完全に覆う直前、ウルリケの口許が笑った。
中からまばゆい光がもれた。
「―魔法でできたものは、魔法で壊すことができる―。―
声と同時に水晶が割れた。
「くそっ、あと少しだったのに…!」
「ティタニラ、水晶柱からみんなを解放しなさい!でなければ…」
ウルリケの手に光輝く剣がいつの間にか握られていた。
「私があなたを封印する!」
「わしを傷つけたら、どうなるのか知ってるのか!?―魔法使いを傷つけた魔法使いは、悪魔と化す―。

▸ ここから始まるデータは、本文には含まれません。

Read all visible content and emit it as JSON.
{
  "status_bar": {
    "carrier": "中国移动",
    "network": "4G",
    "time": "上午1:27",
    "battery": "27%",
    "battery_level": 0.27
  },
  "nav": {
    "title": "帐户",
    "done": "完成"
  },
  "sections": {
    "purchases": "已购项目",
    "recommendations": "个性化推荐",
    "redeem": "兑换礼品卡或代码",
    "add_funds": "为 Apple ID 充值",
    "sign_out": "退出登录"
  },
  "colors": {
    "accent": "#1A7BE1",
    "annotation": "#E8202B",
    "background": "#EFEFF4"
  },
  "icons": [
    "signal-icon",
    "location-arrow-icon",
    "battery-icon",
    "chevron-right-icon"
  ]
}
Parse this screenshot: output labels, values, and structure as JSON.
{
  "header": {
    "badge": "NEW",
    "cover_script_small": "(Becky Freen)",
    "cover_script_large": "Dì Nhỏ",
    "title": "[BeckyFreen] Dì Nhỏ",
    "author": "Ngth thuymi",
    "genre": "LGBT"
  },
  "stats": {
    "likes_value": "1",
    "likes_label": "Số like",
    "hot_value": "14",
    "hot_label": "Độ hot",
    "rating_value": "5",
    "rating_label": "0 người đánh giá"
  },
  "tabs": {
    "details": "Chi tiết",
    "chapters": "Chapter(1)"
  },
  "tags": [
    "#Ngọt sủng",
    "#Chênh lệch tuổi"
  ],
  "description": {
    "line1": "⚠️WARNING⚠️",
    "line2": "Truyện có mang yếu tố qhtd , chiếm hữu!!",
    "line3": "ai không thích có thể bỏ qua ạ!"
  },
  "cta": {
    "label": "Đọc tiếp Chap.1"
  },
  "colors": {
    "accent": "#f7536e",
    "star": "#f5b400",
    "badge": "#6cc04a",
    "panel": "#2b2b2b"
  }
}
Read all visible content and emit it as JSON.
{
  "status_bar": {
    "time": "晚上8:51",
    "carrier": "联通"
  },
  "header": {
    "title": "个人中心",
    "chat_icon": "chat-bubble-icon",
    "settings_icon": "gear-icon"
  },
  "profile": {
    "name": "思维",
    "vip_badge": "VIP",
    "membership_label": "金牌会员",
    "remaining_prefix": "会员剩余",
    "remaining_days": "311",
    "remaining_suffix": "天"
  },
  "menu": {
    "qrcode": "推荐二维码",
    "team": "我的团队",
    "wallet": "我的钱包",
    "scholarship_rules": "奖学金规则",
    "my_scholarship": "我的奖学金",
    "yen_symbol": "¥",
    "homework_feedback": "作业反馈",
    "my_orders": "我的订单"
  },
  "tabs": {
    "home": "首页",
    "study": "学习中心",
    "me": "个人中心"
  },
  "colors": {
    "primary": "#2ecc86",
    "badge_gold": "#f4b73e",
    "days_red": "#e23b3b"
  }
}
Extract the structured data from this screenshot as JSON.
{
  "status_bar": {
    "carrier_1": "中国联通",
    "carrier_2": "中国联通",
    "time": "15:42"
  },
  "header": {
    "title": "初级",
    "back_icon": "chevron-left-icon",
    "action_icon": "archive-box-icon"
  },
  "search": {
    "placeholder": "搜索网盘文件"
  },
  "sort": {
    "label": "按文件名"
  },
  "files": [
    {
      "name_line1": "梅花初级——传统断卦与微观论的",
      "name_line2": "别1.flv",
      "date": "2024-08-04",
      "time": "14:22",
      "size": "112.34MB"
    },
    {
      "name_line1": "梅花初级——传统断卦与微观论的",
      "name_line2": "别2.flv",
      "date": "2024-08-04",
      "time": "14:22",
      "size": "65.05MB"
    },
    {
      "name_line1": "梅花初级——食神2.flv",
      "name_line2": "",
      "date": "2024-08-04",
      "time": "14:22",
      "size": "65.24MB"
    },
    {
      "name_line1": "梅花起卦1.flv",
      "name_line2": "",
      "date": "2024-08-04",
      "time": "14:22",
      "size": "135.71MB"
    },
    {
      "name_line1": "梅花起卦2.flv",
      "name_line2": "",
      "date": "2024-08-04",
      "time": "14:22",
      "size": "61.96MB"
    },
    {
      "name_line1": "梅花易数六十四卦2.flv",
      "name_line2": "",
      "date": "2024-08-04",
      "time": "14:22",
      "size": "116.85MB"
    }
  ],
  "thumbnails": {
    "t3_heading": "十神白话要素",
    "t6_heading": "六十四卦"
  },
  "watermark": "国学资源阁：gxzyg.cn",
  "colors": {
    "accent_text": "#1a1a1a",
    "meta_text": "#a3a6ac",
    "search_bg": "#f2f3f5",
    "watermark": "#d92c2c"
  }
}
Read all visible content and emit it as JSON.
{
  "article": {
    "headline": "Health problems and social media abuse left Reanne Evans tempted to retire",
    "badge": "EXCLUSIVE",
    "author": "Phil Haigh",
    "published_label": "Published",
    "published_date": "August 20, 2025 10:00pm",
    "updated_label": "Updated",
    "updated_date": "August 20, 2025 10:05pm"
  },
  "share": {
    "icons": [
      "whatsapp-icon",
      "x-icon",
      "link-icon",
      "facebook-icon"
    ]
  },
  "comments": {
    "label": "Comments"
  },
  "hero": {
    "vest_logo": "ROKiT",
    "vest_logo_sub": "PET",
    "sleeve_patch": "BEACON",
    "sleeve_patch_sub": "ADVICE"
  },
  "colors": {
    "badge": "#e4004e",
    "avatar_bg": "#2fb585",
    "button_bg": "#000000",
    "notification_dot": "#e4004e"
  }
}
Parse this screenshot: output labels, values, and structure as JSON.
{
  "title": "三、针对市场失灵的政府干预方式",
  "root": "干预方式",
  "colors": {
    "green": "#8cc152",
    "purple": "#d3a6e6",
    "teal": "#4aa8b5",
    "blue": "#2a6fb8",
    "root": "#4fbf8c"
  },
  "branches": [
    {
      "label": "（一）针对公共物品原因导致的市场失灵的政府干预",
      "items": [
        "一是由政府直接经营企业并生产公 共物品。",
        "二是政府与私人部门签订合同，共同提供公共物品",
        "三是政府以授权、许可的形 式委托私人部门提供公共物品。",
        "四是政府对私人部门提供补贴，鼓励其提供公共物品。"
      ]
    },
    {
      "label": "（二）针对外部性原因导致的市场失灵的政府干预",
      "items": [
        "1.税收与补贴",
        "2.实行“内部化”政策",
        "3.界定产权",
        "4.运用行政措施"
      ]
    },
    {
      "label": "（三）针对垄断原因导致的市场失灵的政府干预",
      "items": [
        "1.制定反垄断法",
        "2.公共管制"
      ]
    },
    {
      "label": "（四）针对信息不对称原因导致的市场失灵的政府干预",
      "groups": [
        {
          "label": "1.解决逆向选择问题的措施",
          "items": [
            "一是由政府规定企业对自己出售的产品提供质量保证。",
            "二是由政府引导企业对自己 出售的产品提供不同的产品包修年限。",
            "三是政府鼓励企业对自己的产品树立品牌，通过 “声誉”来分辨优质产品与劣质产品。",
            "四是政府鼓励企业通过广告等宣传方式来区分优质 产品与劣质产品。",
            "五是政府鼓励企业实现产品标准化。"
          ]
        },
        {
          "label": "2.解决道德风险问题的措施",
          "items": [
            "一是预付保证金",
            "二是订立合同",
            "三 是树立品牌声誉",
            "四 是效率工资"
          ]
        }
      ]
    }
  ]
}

魔女の規則じゃぞ!」
ティタニラの手に黒曜石でできた盾が現れた。
「あなたこそ、大事な一文を忘れているわ!」
「違う!わしの記憶は、間違っておらぬ!」
ウルリケは、『魔法使いの誓い』と呼ばれる文章を読み上げた。
曰く、
―汝、汝と同じとするところの者を傷つけることなかれ。
汝、いかなる悪とも契約することなかれ。
汝、当に悪と契約せし者を封印すべし。―
「あなたは、遥か昔に悪魔と契約して、禁忌の魔法を手に入れた。でも、契約を交わした瞬間、あなたは魔女ではなくなったのよ!そして、私には堕落した魔女を封印する義務がある!」
言葉が終わらないうちに動いた。
カツーン
パリーン
ガシャーン
「すばやい…」
「そうかね?」
ティタニラは、ウルリケの背後に回った。
「キャッ!」
「ウルリケ殿!」
ヨシュアは、助けようとした。
「ダメよ!これは、魔女の使命、あなた達を傷つけることなんてできないわ!」
ウルリケは、立ち上がると、再び剣を構えた。
「ハァァァ…!」
カツーン
光の剣が
パキン…
「ここは…」
「リューリク様!」
「くそっ…。しかし、王位を奪還するには、娘が必要だろ?渡さないぞ」
ティタニラは、ソフィアを背にした。
「取引をしようじゃないか。リューリクを置いていくなら、娘を解放する。拒否するなら、娘の命はない」
ウルリケは、しばらく黙っていた。
そして、
「わかったわ…。応じましょう」
「ウルリケ殿!?」
「仕方ないわ…」
リューリクをティタニラに引き渡した。
ティタニラは、リューリクに目を奪われていた。
パキン…
「なんじゃ!?」
「リューリク王もソフィア姫も返してもらうわ!」
ウルリケは、ソフィアを閉じ込める
「ヘヘ~ン、偽者だと思わなかったのかな!?」
ティタニラに引き渡したリューリクは、エルブリオが変身したものだった。
「お前ら…許さぬ!」
ティタニラは、禍々しい魔方陣を作り出した。
「光の剣よ!闇に囚われし者を封印せよ!」
ウルリケは、ティタニラに向けて剣を凪いだ。
消える魔方陣。
「アァァァ…!」
ティタニラの体は、砂のように崩れていった。
あとに残ったのは、黒真珠。
「――――――」
ウルリケは、真珠を拾い上げると、何か呪文を唱えた。
黒真珠は、空間の歪みの中に消えた。
「ソフィア様、この方は、ウルリケという魔女です」
「ウルリケさん、助けていただきありがとうございました」
「お礼なんて…ねぇ…エルブリオ」
「そうだな」
ソフィアは、ウルリケにお礼を言うと、リューリクの元へ行った。
「あなたがリューリク王ですね」
「いかにも。あなた様にとってはこれが『はじめまして』ですな、ソフィア姫」
ソフィアとヨシュアは、これまでの経緯を話した。